According to an often-repeated story, the body of the young woman was pulled out of the Seine River at the Quai du Louvre in Paris around the late 1880s. The body showed no signs of violence, and suicide was suspected.
A pathologist at the Paris morgue was, according to the story, so taken by her beauty that he had a molder make a plaster cast death mask of her face. It has been questioned whether the expression of the face could belong to a drowned person. According to other accounts, the mask was taken from the daughter of a mask manufacturer in Germany. The identity of the girl was never discovered. Claire Forestier estimated the age of the model at no more than 16, given the firmness of the skin.
In the following years, numerous copies were produced. The copies quickly became a fashionable morbid fixture in Parisian Bohemian society. Albert Camus and others compared her enigmatic smile to that of the Mona Lisa, inviting numerous speculations as to what clues the eerily happy expression in her face could offer about her life, her death, and her place in society.
The popularity of the figure is also of interest to the history of artistic media, relating to its widespread reproduction. The original cast had been photographed, and new casts were created back from the film negatives.

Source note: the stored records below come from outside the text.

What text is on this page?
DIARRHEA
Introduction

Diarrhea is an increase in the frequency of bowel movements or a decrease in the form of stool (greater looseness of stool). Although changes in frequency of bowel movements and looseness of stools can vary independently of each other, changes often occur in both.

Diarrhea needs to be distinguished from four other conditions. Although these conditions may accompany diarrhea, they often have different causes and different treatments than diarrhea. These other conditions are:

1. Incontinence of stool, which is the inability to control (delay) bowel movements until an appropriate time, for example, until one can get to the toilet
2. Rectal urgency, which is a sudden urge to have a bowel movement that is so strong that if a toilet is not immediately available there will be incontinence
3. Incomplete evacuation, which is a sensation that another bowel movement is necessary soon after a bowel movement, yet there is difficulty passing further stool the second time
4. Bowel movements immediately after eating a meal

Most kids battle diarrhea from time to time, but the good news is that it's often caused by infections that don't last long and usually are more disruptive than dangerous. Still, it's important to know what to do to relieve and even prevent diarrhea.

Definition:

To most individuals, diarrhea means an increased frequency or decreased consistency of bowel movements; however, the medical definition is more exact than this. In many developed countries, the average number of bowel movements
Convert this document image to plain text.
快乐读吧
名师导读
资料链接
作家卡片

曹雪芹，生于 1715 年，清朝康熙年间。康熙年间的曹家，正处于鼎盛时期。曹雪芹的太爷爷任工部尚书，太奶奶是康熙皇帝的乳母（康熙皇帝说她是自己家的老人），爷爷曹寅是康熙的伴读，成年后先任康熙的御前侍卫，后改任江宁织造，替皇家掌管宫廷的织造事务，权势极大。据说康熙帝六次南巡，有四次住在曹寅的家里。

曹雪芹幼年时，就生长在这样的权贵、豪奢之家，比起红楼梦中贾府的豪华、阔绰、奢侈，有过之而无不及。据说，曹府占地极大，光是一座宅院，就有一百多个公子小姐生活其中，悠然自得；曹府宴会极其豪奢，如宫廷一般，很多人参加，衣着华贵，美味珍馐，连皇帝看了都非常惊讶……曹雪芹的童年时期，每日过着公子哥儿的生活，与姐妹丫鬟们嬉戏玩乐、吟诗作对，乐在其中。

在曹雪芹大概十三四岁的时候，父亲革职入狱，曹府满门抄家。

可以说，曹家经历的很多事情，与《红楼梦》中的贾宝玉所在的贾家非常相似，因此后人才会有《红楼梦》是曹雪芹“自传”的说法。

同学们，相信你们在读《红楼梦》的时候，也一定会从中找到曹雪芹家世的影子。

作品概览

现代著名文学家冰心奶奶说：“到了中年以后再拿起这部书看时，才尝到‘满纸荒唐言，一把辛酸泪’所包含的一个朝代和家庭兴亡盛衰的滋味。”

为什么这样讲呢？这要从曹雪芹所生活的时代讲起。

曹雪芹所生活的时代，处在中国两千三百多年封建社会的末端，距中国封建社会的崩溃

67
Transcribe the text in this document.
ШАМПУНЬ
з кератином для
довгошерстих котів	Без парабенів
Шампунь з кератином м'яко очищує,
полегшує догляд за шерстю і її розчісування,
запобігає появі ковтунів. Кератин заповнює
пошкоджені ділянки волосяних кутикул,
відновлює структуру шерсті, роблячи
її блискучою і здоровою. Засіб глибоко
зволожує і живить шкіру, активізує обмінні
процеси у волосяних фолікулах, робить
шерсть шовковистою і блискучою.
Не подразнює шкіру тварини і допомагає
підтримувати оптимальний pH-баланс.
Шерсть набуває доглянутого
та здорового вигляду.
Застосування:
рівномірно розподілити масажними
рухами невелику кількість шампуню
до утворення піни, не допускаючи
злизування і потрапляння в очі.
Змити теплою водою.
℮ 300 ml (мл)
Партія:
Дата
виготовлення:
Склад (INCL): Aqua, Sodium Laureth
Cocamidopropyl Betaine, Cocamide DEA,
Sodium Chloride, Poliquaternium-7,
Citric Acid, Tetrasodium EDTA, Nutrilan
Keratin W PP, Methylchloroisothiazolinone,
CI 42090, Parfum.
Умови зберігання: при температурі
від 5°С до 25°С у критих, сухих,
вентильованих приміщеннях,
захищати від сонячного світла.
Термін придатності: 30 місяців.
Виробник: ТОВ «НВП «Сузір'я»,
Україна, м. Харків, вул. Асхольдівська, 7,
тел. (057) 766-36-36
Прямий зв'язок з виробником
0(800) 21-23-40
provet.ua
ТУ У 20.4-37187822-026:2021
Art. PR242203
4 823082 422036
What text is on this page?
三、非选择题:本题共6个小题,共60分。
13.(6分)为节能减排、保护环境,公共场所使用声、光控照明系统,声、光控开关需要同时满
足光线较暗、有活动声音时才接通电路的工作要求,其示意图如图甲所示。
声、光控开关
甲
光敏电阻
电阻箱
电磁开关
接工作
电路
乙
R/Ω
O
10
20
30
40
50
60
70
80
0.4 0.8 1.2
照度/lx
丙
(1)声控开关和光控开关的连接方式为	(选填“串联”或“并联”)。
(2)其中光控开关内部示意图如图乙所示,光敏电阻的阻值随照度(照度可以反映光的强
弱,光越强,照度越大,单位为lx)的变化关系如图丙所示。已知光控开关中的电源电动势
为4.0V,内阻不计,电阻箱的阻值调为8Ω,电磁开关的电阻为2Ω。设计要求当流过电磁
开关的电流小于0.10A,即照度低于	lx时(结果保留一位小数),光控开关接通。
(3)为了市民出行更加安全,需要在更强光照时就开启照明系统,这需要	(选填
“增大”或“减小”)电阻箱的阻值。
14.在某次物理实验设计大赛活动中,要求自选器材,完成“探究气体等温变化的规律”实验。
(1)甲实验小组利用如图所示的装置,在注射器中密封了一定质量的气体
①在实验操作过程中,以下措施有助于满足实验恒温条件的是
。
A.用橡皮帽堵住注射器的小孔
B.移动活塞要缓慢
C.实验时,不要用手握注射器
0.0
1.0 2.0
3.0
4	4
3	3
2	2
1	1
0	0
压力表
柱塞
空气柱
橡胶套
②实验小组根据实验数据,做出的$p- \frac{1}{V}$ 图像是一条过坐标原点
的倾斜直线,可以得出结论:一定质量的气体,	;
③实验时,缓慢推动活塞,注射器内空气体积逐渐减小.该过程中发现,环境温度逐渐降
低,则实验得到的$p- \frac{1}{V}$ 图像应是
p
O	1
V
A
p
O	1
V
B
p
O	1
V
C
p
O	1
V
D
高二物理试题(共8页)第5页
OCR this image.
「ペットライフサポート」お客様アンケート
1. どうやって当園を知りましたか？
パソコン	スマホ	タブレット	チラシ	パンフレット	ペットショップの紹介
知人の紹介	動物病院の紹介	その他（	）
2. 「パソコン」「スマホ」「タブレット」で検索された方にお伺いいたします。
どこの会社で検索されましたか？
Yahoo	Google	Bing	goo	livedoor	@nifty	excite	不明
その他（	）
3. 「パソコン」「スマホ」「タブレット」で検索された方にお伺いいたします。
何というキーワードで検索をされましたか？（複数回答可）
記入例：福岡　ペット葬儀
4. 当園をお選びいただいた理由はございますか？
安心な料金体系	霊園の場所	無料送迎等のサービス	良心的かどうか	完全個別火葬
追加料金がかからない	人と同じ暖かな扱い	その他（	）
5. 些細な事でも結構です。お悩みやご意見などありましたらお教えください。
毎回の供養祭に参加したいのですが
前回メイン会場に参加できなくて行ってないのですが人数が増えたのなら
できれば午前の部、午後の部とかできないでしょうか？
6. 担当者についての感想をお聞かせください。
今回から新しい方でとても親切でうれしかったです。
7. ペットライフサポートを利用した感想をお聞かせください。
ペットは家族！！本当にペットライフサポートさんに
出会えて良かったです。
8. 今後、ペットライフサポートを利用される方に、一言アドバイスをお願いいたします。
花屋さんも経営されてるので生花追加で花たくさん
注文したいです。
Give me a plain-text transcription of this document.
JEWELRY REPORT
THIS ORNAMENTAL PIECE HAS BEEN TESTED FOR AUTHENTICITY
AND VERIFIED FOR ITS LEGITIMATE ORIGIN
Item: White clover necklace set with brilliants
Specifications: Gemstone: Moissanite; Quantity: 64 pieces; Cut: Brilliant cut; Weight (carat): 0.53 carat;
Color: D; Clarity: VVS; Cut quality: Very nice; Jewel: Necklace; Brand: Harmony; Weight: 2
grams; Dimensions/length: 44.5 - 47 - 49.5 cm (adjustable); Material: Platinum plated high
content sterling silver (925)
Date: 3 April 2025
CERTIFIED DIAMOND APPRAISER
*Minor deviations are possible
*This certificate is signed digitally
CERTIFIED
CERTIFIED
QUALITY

These new casts displayed details that are usually lost in bodies taken from the water, but the apparent preservation of these details in the visage of the cast seemed to only reinforce its authenticity.
Critic Al Alvarez wrote in his book on suicide, The Savage God: "I am told that a whole generation of German girls modeled their looks on her." According to Hans Hesse of the University of Sussex, Alvarez reports, "the Inconnue became the erotic ideal of the period, as Bardot was for the 1950s. He thinks that German actresses like Elisabeth Bergner modeled themselves on her. She was finally displaced as a paradigm by Greta Garbo."
The earliest mention can be found in Richard Le Gallienne's 1900 novella The Worshipper of the Image, in which an English poet falls in love with the mask, eventually leading to the death of his daughter and the suicide of his wife. An image of L'Inconnue has been used on the cover illustration for the family history mystery novel 'A Habit Of Dying' by DJ Wiseman.
In 1926 Ernst Benkard published Das letzte Antlitz, a book about 126 death masks, writing about our subject that she is "like a delicate butterfly to us, who, carefree and exhilarated, fluttered right into the lamp of life, scorching her fine wings." („uns jedoch ein zarter Schmetterling, der, sorglos beschwingt, an der Leuchte des Lebens seine feinen Flügel vor der Zeit verflattert und versengt hat.“)
Reinhold Conrad Muschler's 1934 widely translated best-selling novel Die Unbekannte tells the maudlin story of the fate of the provincial orphan Madeleine Lavin, who has fallen in love with the British diplomat Lord Thomas Vernon Bentick and, after a romance, commits suicide in the Seine when Bentick returns to his fiancée. This novel was turned into a film of the same name in 1936.
A male pathologist was said to have recorded the face of an unidentified young woman who, around the age of sixteen, according to his story, had been found drowned in the Seine River at Paris, France around the late 1880s. The man at the Paris Morgue was so taken by her beauty that he worked for hours to make a plaster cast of her face. She was considered so beautiful that the worker said; "Her beauty was breathtaking, and showed few signs of distress at the time of passing. So bewitching that I knew beauty as such must be preserved." The cast was also known as "Bewitching Woman", a nickname that never caught on. The cast was also compared to the Mona Lisa, and other famous paintings and sculptures so much that, in the following years, copies of the mask became fashionable figures in Parisian Bohemian society. Other accounts state that the cast was taken from a young German mistress (also said to be the man's natural-born daughter) who bore the child of a mask-maker who sold the cast and then committed suicide (in the Seine River) when her baby was stillborn.
Other examples appear in:
Vladimir Nabokov's 1934 poem L'Inconnue de la Seine, written in Russian, was published in Poslednie Novosti in 1934. It has been argued that this poem has as much to do with the Russian myth of rusalka as with the mask itself.
Maurice Blanchot, who owned one of the masks, described her as „une adolescente aux yeux clos, mais vivante par un sourire si délié, si fortuné, [...] qu'on eût pu croire qu'elle s'était noyée dans un instant d'extrême bonheur“ ("a young girl with closed eyes, enlivened by a smile so relaxed and at ease... that one could have believed that she drowned in an instant of extreme happiness")
In Louis Aragon's 1944 novel Aurélien, L'Inconnue played a significant role as one of the main characters attempts to rejuvenate the mask from various photographs. At the beginning of the 1960s Man Ray contributed photographs to a new edition of the work.
The face of the unknown woman was used for the head of the first aid mannequin Resusci Anne. It was created by Peter Safar and Asmund Laerdal in 1958 and was used starting in 1960 in numerous CPR courses. Therefore, the face has been called by some "the most kissed face" of all time.